Hate Crimes On The Rise And It’s Worse Than The Stats Show

Welcome

PITTSBURGH, PA - OCTOBER 29: A memorial for victims of the mass shooting that killed 11 people and wounded 6 at the Tree Of Life Synagogue on October 29, 2018 in Pittsburgh, Pennsylvania. Eleven people were killed and six more wounded in the mass shooting that police say was fueled by antisemitism. (Photo by Jeff Swensen/Getty Images)

In 2017, hate crime in America had its biggest jump in a decade, according to the F.B.I.  From 2016 to 2017 the number of hate-related crimes jumped 17 percent.  The majority of the crimes, 60 percent, were due to race.  The jump is certainly not unexpected with the nationalist sentiment inside the White House.  But the dramatic increase really doesn’t tell the whole story.  Here’s what’s important to know.  It comes from the excellent Daily 202 column in The Washington Post.

 

— “Of the hate crimes that likely occur each year in our country, only about 1 percent are reported in official federal statistics,” estimates Maya Berry, executive director of the Arab American Institute.

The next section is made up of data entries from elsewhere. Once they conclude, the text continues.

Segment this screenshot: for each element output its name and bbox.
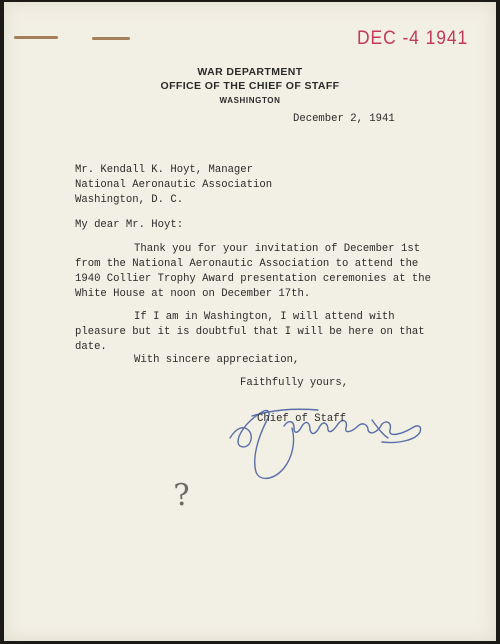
recipient-organization: National Aeronautic Association bbox=[75, 179, 273, 191]
paragraph1-line1: Thank you for your invitation of December 1st bbox=[134, 243, 421, 255]
paragraph1-line3: 1940 Collier Trophy Award presentation ceremonies at the bbox=[75, 273, 432, 285]
signature-title: Chief of Staff bbox=[257, 413, 347, 425]
rust-mark-left bbox=[14, 36, 58, 39]
paragraph2-line1: If I am in Washington, I will attend with bbox=[134, 311, 395, 323]
salutation: My dear Mr. Hoyt: bbox=[75, 219, 184, 231]
appreciation-line: With sincere appreciation, bbox=[134, 354, 300, 366]
paragraph1-line2: from the National Aeronautic Association to attend the bbox=[75, 258, 419, 270]
letterhead-city: WASHINGTON bbox=[219, 96, 281, 105]
paragraph1-line4: White House at noon on December 17th. bbox=[75, 288, 311, 300]
recipient-city: Washington, D. C. bbox=[75, 194, 184, 206]
letter-date: December 2, 1941 bbox=[293, 113, 395, 125]
received-date-stamp: DEC -4 1941 bbox=[357, 28, 469, 49]
paragraph2-line3: date. bbox=[75, 341, 107, 353]
paragraph2-line2: pleasure but it is doubtful that I will be here on that bbox=[75, 326, 425, 338]
rust-mark-right bbox=[92, 37, 130, 40]
recipient-name: Mr. Kendall K. Hoyt, Manager bbox=[75, 164, 254, 176]
pencil-annotation: ? bbox=[172, 477, 192, 514]
letterhead-department: WAR DEPARTMENT bbox=[197, 66, 303, 78]
letterhead-office: OFFICE OF THE CHIEF OF STAFF bbox=[160, 80, 340, 92]
closing-line: Faithfully yours, bbox=[240, 377, 349, 389]
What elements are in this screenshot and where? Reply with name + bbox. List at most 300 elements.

— One especially startling figure: The FBI’s new report shows anti-Semitic hate crimes rose 37 percent in 2017.“The new FBI data comes less than a month after the worst anti-Semitic attack in U.S. history — a shooting at a Pittsburgh synagogue that killed 11 and wounded six,” Devlin Barrett notes. “The suspect in that attack has been charged with dozens of federal hate crimes, and that one incident alone accounted for nearly as many hate crime killings as were recorded all of last year in the United States: 15.”

This is not a regional problem.  Hate is nationwide. The Southern Poverty Law Center has produced a map that shows how widespread hate has become.

The SPLC reports there are now 953 hate groups operating across the country.